Filed under: flash back
How did the extraordinary designs of the court cards evolve, full of semi-circles and meaningless diagonal shapes? Are the pictures based upon any historical personalities? Has this question ever crossed your mind while playing cards amongst friends?
The court cards in English packs of playing cards derive from models produced by Pierre Marechal in Rouen around 1565 (see right). A pack of such cards is preserved in the museum at Rouen.
All four kings in the Rouen pack wear a crown over a flat cap, and long fur-lined cloaks opening to reveal stockinged legs. Likewise, the Queens and Jacks are undoubtedly the ancestors of the English pack. During the passage of centuries, and even though master-copies may have existed in the workshops, a number of gross errors have been made by copyists and wood-cutters, so that hands, symbols of office and other attributes have lost their meaning. Cards by Blanchard, c.1769
The introduction of double-ended courts in the middle of the 19th century made the problem even worse. Playing card manufacturers usually try to preserve some kind of ‘traditional’ feel, but due to the constrained size of a playing card, as well as economy, many compressions and distortions have been introduced into the figures.
Towards the close of the 16th century French playing card manufacturers began naming the court cards after heroes in the epics of mediæval history, as narrated in chronicles and legends of the day. To begin with the practice was a bit arbitrary, but by the 17th century a definite set of names had become established.
Charles the Bald
Right: Manuscript images like this were copied time and time again to depict kings or emperors through the centuries. Charlemagne’s companions had a private joke amongst themselves in which they pretended to be heroes from classical antiquity: Horace, Homer, Julius, King David… This example shows Charles the Bald, who was king of France from 840 and emperor from 875, sitting on his jewel-studded throne. The formalised portrait also shows similarities to French court cards which were named after ancient heroes such as ‘Charles’, ‘Alexandre’, etc. [Paris, Bibliothèque Nationale, ms.lat. 1152, fol.3v]

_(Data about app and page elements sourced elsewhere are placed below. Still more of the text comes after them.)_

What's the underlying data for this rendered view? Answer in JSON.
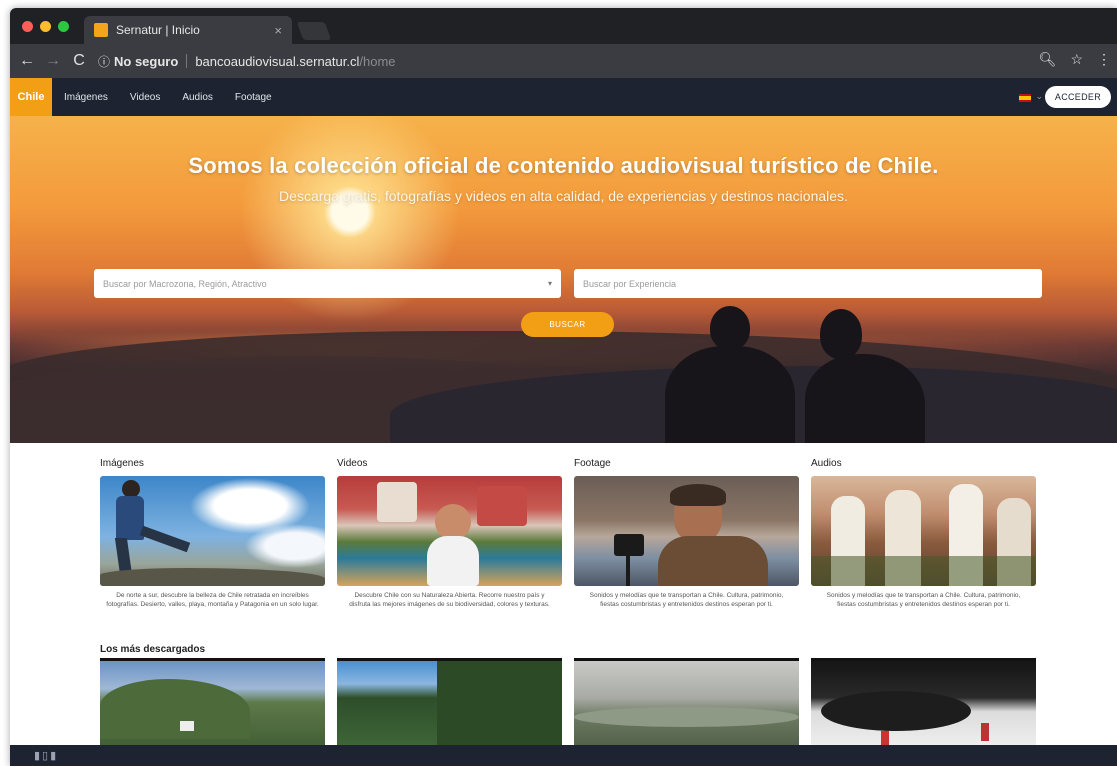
{
  "browser": {
    "tab_title": "Sernatur | Inicio",
    "tab_close": "×",
    "security_label": "No seguro",
    "url_host": "bancoaudiovisual.sernatur.cl",
    "url_path": "/home",
    "icons": [
      "back-icon",
      "forward-icon",
      "reload-icon",
      "info-icon",
      "zoom-icon",
      "star-icon",
      "menu-icon"
    ]
  },
  "site": {
    "logo": "Chile",
    "nav": [
      "Imágenes",
      "Videos",
      "Audios",
      "Footage"
    ],
    "login_label": "ACCEDER",
    "language_flag": "es",
    "colors": {
      "accent": "#f29f15",
      "header": "#1d2331"
    }
  },
  "hero": {
    "title": "Somos la colección oficial de contenido audiovisual turístico de Chile.",
    "subtitle": "Descarga gratis, fotografías y videos en alta calidad, de experiencias y destinos nacionales.",
    "search_region_placeholder": "Buscar por Macrozona, Región, Atractivo",
    "search_experience_placeholder": "Buscar por Experiencia",
    "search_button": "BUSCAR"
  },
  "categories": [
    {
      "title": "Imágenes",
      "description": "De norte a sur, descubre la belleza de Chile retratada en increíbles fotografías. Desierto, valles, playa, montaña y Patagonia en un solo lugar."
    },
    {
      "title": "Videos",
      "description": "Descubre Chile con su Naturaleza Abierta. Recorre nuestro país y disfruta las mejores imágenes de su biodiversidad, colores y texturas."
    },
    {
      "title": "Footage",
      "description": "Sonidos y melodías que te transportan a Chile. Cultura, patrimonio, fiestas costumbristas y entretenidos destinos esperan por ti."
    },
    {
      "title": "Audios",
      "description": "Sonidos y melodías que te transportan a Chile. Cultura, patrimonio, fiestas costumbristas y entretenidos destinos esperan por ti."
    }
  ],
  "most_downloaded": {
    "title": "Los más descargados"
  }
}
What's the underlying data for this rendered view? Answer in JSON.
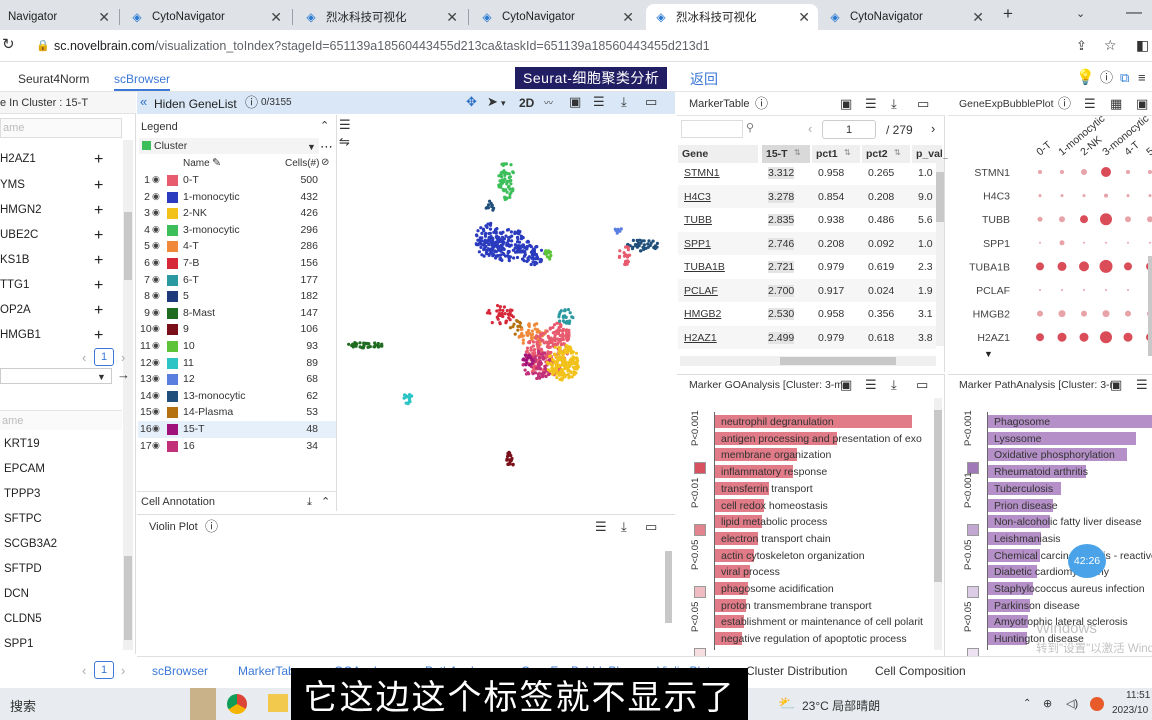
{
  "browser": {
    "tabs": [
      {
        "label": "Navigator",
        "icon": "cyto-icon"
      },
      {
        "label": "CytoNavigator",
        "icon": "cyto-icon"
      },
      {
        "label": "烈冰科技可视化",
        "icon": "cyto-icon"
      },
      {
        "label": "CytoNavigator",
        "icon": "cyto-icon"
      },
      {
        "label": "烈冰科技可视化",
        "icon": "cyto-icon"
      },
      {
        "label": "CytoNavigator",
        "icon": "cyto-icon"
      }
    ],
    "url_host": "sc.novelbrain.com",
    "url_path": "/visualization_toIndex?stageId=651139a18560443455d213ca&taskId=651139a18560443455d213d1"
  },
  "app": {
    "tabs": [
      "Seurat4Norm",
      "scBrowser"
    ],
    "title": "Seurat-细胞聚类分析",
    "back": "返回"
  },
  "left_panel": {
    "header": "e In Cluster : 15-T",
    "search_placeholder": "ame",
    "genes_top": [
      "H2AZ1",
      "YMS",
      "HMGN2",
      "UBE2C",
      "KS1B",
      "TTG1",
      "OP2A",
      "HMGB1"
    ],
    "page": "1",
    "search2_placeholder": "ame",
    "genes_bottom": [
      "KRT19",
      "EPCAM",
      "TPPP3",
      "SFTPC",
      "SCGB3A2",
      "SFTPD",
      "DCN",
      "CLDN5",
      "SPP1"
    ],
    "page2": "1"
  },
  "umap_toolbar": {
    "hide_label": "Hiden GeneList",
    "count": "0/3155",
    "mode": "2D"
  },
  "legend": {
    "title": "Legend",
    "group": "Cluster",
    "col_name": "Name",
    "col_cells": "Cells(#)",
    "rows": [
      {
        "n": "1",
        "name": "0-T",
        "cells": "500",
        "color": "#e85a6e"
      },
      {
        "n": "2",
        "name": "1-monocytic",
        "cells": "432",
        "color": "#2a3bbf"
      },
      {
        "n": "3",
        "name": "2-NK",
        "cells": "426",
        "color": "#f2c21b"
      },
      {
        "n": "4",
        "name": "3-monocytic",
        "cells": "296",
        "color": "#3cbf5a"
      },
      {
        "n": "5",
        "name": "4-T",
        "cells": "286",
        "color": "#f08a3a"
      },
      {
        "n": "6",
        "name": "7-B",
        "cells": "156",
        "color": "#d62838"
      },
      {
        "n": "7",
        "name": "6-T",
        "cells": "177",
        "color": "#2a9aa0"
      },
      {
        "n": "8",
        "name": "5",
        "cells": "182",
        "color": "#1f3a7a"
      },
      {
        "n": "9",
        "name": "8-Mast",
        "cells": "147",
        "color": "#1f6b1f"
      },
      {
        "n": "10",
        "name": "9",
        "cells": "106",
        "color": "#7a0f1a"
      },
      {
        "n": "11",
        "name": "10",
        "cells": "93",
        "color": "#5dc43a"
      },
      {
        "n": "12",
        "name": "11",
        "cells": "89",
        "color": "#2cc4c4"
      },
      {
        "n": "13",
        "name": "12",
        "cells": "68",
        "color": "#5a7ee0"
      },
      {
        "n": "14",
        "name": "13-monocytic",
        "cells": "62",
        "color": "#1f4f7a"
      },
      {
        "n": "15",
        "name": "14-Plasma",
        "cells": "53",
        "color": "#b5710f"
      },
      {
        "n": "16",
        "name": "15-T",
        "cells": "48",
        "color": "#a0127a"
      },
      {
        "n": "17",
        "name": "16",
        "cells": "34",
        "color": "#c2307a"
      }
    ],
    "cell_annotation": "Cell Annotation",
    "violin": "Violin Plot"
  },
  "marker_table": {
    "title": "MarkerTable",
    "page": "1",
    "total": "/ 279",
    "cols": [
      "Gene",
      "15-T",
      "pct1",
      "pct2",
      "p_val_"
    ],
    "rows": [
      [
        "STMN1",
        "3.312",
        "0.958",
        "0.265",
        "1.0"
      ],
      [
        "H4C3",
        "3.278",
        "0.854",
        "0.208",
        "9.0"
      ],
      [
        "TUBB",
        "2.835",
        "0.938",
        "0.486",
        "5.6"
      ],
      [
        "SPP1",
        "2.746",
        "0.208",
        "0.092",
        "1.0"
      ],
      [
        "TUBA1B",
        "2.721",
        "0.979",
        "0.619",
        "2.3"
      ],
      [
        "PCLAF",
        "2.700",
        "0.917",
        "0.024",
        "1.9"
      ],
      [
        "HMGB2",
        "2.530",
        "0.958",
        "0.356",
        "3.1"
      ],
      [
        "H2AZ1",
        "2.499",
        "0.979",
        "0.618",
        "3.8"
      ],
      [
        "TYMS",
        "",
        "",
        "",
        ""
      ]
    ]
  },
  "bubble": {
    "title": "GeneExpBubblePlot",
    "cols": [
      "0-T",
      "1-monocytic",
      "2-NK",
      "3-monocytic",
      "4-T",
      "5-P"
    ],
    "genes": [
      "STMN1",
      "H4C3",
      "TUBB",
      "SPP1",
      "TUBA1B",
      "PCLAF",
      "HMGB2",
      "H2AZ1"
    ]
  },
  "go": {
    "title": "Marker GOAnalysis [Cluster: 3-m",
    "terms": [
      "neutrophil degranulation",
      "antigen processing and presentation of exo",
      "membrane organization",
      "inflammatory response",
      "transferrin transport",
      "cell redox homeostasis",
      "lipid metabolic process",
      "electron transport chain",
      "actin cytoskeleton organization",
      "viral process",
      "phagosome acidification",
      "proton transmembrane transport",
      "establishment or maintenance of cell polarit",
      "negative regulation of apoptotic process"
    ],
    "values": [
      1.0,
      0.62,
      0.42,
      0.4,
      0.28,
      0.25,
      0.24,
      0.22,
      0.2,
      0.18,
      0.17,
      0.16,
      0.15,
      0.14
    ],
    "pticks": [
      "P<0.001",
      "P<0.01",
      "P<0.05",
      "P<0.05"
    ]
  },
  "pathway": {
    "title": "Marker PathAnalysis [Cluster: 3-m",
    "terms": [
      "Phagosome",
      "Lysosome",
      "Oxidative phosphorylation",
      "Rheumatoid arthritis",
      "Tuberculosis",
      "Prion disease",
      "Non-alcoholic fatty liver disease",
      "Leishmaniasis",
      "Chemical carcinogenesis - reactive",
      "Diabetic cardiomyopathy",
      "Staphylococcus aureus infection",
      "Parkinson disease",
      "Amyotrophic lateral sclerosis",
      "Huntington disease"
    ],
    "values": [
      1.0,
      0.9,
      0.85,
      0.6,
      0.45,
      0.4,
      0.38,
      0.33,
      0.32,
      0.3,
      0.28,
      0.26,
      0.25,
      0.24
    ],
    "pticks": [
      "P<0.001",
      "P<0.001",
      "P<0.05",
      "P<0.05"
    ]
  },
  "bottom_tabs": [
    "scBrowser",
    "MarkerTab",
    "GOAnal",
    "PathAnal",
    "GeneExpBubblePl",
    "Violin Plot",
    "Cluster Distribution",
    "Cell Composition"
  ],
  "overlay": {
    "timer": "42:26",
    "watermark": "Windows",
    "watermark_sub": "转到\"设置\"以激活 Windows。",
    "subtitle": "它这边这个标签就不显示了"
  },
  "taskbar": {
    "search": "搜索",
    "weather": "23°C 局部晴朗",
    "time": "11:51",
    "date": "2023/10"
  }
}
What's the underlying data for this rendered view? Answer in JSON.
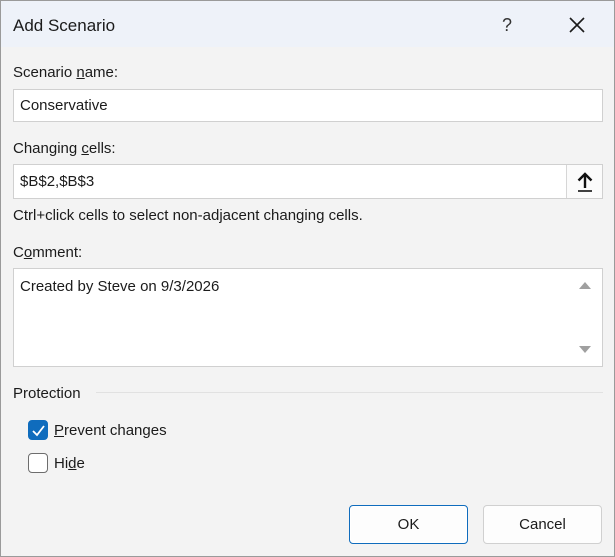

In this context, we may observe that the 15th century humanist scholars of the renaissance, in seeking the original classical texts and sources, wrongly convinced themselves that Carolingian manuscripts represented original Roman manuscripts. Thus, they began imitating Carolingian minuscule script, which in turn was adopted by the early printers as ‘Roman’ type. Likewise, Carolingian drawings and illuminations (9th century) were also mistaken for original, classical Roman sources: Charlemagne, Caesar, David and Alexander were all ‘from ancient times’.
King DavidFrench courts made in Paris, c.1760
Above left: King David in pennance, from a book of hours made in Paris about 1445 [J. Paul Getty Museum, MS.Ludwig XI.6, fol.100r]. Above right: French court cards, with names of Charles and David, printed in Paris about 1760 [British Museum]. King David’s harp can be seen at the lower left of the card.
Thus a similar idea seems to have been adopted by French card-makers in the 16th century, but without correcting any of the earlier mistakes. From time to time the names of contemporary heroes are used, as for example, in political packs.
However, there is no evidence that the same idea was taken up by any English playing card manufacturer, even though English playing cards can be traced back to 16th century French ones. Thus we may safely say that the English court cards do not partake of any mythological or historical derivation, and they have never been named after any mediæval heroes of antiquity or any historical personalities, as confirmed by the origin of the pack – except for ‘Black Maria’ the Queen of Spades.
The source of the costumes on the English court cards having been shown, the illustration below (left) shows a formalised initial-letter portrait of James I, king of England (1603-1625) on an illuminated Letters Patent. The king is depicted in full-length, in ermine-lined crimson robes of state, and we might be tempted to see a connection to English playing cards. However, we must be content to know that, apart from the Queens’ head gear, which is Tudor, the rest of the costume is late mediæval in style as seen in the pack by Pierre Marechal of Rouen.
King James I, 1603-1625 King of Clubs, c.1790King of Spades, c.1790
Above left: an initial-letter portrait of James I, king of England (1603-1625) on an illuminated Letters Patent. Above right: King of Clubs and King of Spades from a standard English pack manufactured by Hunt in c.1790. The King of Clubs holds an imperial orb and a sword, and wears full-length ermine-lined robes, in much the same way as the formal miniature of King James I.